At eleven Peabody came in again, to see if Allison were not ready to go to bed; but Allison sent him away as soon as he had fixed the fire. The tray was untouched, and out there in the dim moonlight, which peered now and then through the shifting clouds, the long-armed willow beckoned and beckoned.

Morning came, cold and grey and damp as the night had been. Allison had fallen asleep towards the dawn, sitting at his desk with his heavy head on his arms, and not even the clatter of the building of the fire roused him. At seven when Peabody came, Allison raised up with a start at the opening of the door, but before he glanced at Peabody, he looked out of the window at the willow.

“Good morning,” said Peabody with a cheerfulness which sounded oddly in that dim, bare room. “I brought you the paper, and some fresh eggs. There was a little touch of frost this morning, but it went away about time for sun-up. How will you have your eggs? Fried, I suppose, after the steak. Seems like you don’t have much appetite,” and he scrutinised the untouched tray with mingled regret and resentment. Since Allison paid no attention to him, he decided on eggs fried after the steak, and started for the door.

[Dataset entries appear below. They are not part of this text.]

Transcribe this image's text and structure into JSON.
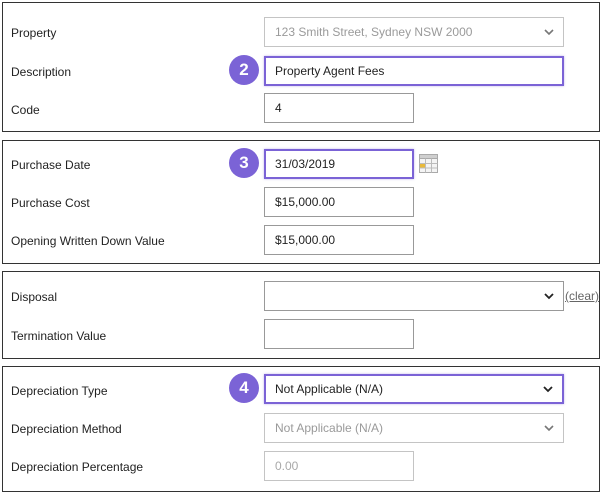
{
  "section1": {
    "property": {
      "label": "Property",
      "value": "123 Smith Street, Sydney NSW 2000"
    },
    "description": {
      "label": "Description",
      "value": "Property Agent Fees",
      "badge": "2"
    },
    "code": {
      "label": "Code",
      "value": "4"
    }
  },
  "section2": {
    "purchase_date": {
      "label": "Purchase Date",
      "value": "31/03/2019",
      "badge": "3"
    },
    "purchase_cost": {
      "label": "Purchase Cost",
      "value": "$15,000.00"
    },
    "opening_wdv": {
      "label": "Opening Written Down Value",
      "value": "$15,000.00"
    }
  },
  "section3": {
    "disposal": {
      "label": "Disposal",
      "value": "",
      "clear_label": "(clear)"
    },
    "termination_value": {
      "label": "Termination Value",
      "value": ""
    }
  },
  "section4": {
    "depreciation_type": {
      "label": "Depreciation Type",
      "value": "Not Applicable (N/A)",
      "badge": "4"
    },
    "depreciation_method": {
      "label": "Depreciation Method",
      "value": "Not Applicable (N/A)"
    },
    "depreciation_percentage": {
      "label": "Depreciation Percentage",
      "placeholder": "0.00"
    }
  },
  "colors": {
    "accent": "#7b63d6",
    "border": "#333333",
    "disabled_text": "#9a9a9a"
  },
  "icons": {
    "dropdown": "chevron-down-icon",
    "calendar": "calendar-icon"
  }
}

Allison had picked up the paper mechanically. It had lain with the top part downwards, but his own picture was in the centre. He turned the paper over, so that he could see the headlines.

“Peabody!” No longer the dead tones of a man in a mental stupor, a man who can not think, but in the sharp tones of a man who can feel.

“Yes-sir.” Sharp and crisp, like the snap of a whip. Allison had scared it out of him.

“Don’t come in again until I call you.”

“Yes-sir.” Grieved this time. Darn it, wasn’t he doing his best for the man!

So it had come; the time when his will was not God! A God should be omnipotent, impregnable, unassailable, absolute. He was surprised at the calmness with which he took this blow. It was the very bigness of the hurt which left it so little painful. A man with his leg shot off suffers not one-tenth so much as a man who tears his fingernail to the quick. Moreover, there was that other big horror which had left him stupefied and numb. He had not known that in his ruthlessness there was any place for remorse, or for terror of himself at anything he might choose to do. But there was. He entered into no ravings now, no writhings, no outcries. He realised calmly and clearly all he had done, and all which had happened to him in retribution. He saw the downfall of his stupendous scheme of worldwide conquest. He saw his fortune, to the last penny, swept away, for he had invested all that he could raise on his securities and his business and his prospects, in the preliminary expenses of the International Transportation Company, bearing this portion of the financial burden himself, as part of the plan by which he meant to obtain ultimate control and command of the tremendous consolidation, and become the king among kings, with the whole world in his imperious grasp, a sway larger than that of any potentate who had ever sat upon a throne, larger than the sway of all the monarchs of earth put together, as large terrestrially as the sway of God himself! All these he saw crumbled away, fallen down around him, a wreck so complete that no shred or splinter of it was worth the picking up; saw himself disgraced and discredited, hated and ridiculed throughout the length and breadth and circumference of the very earth he had meant to rule; saw himself discarded by the strong men whom he had inveigled into this futile scheme and saw himself forced into commercial death as wolves rend and devour a crippled member of their pack; last, he saw himself loathed in the one pure breast he had sought to make his own; and that was the deepest hurt of all; for now, in the bright blaze of his own conflagration, he saw that, beneath his grossness, he had loved her, after all, loved her with a love which, if he had shorn it of his dross, might perhaps have won her.

Through all that day he sat at the desk, and when the night-time came again, he walked out of the house, and across the field, and over the tiny foot-bridge, under the willow tree with the still beckoning arms; and the world, his world, the world he had meant to make his own, never saw him again.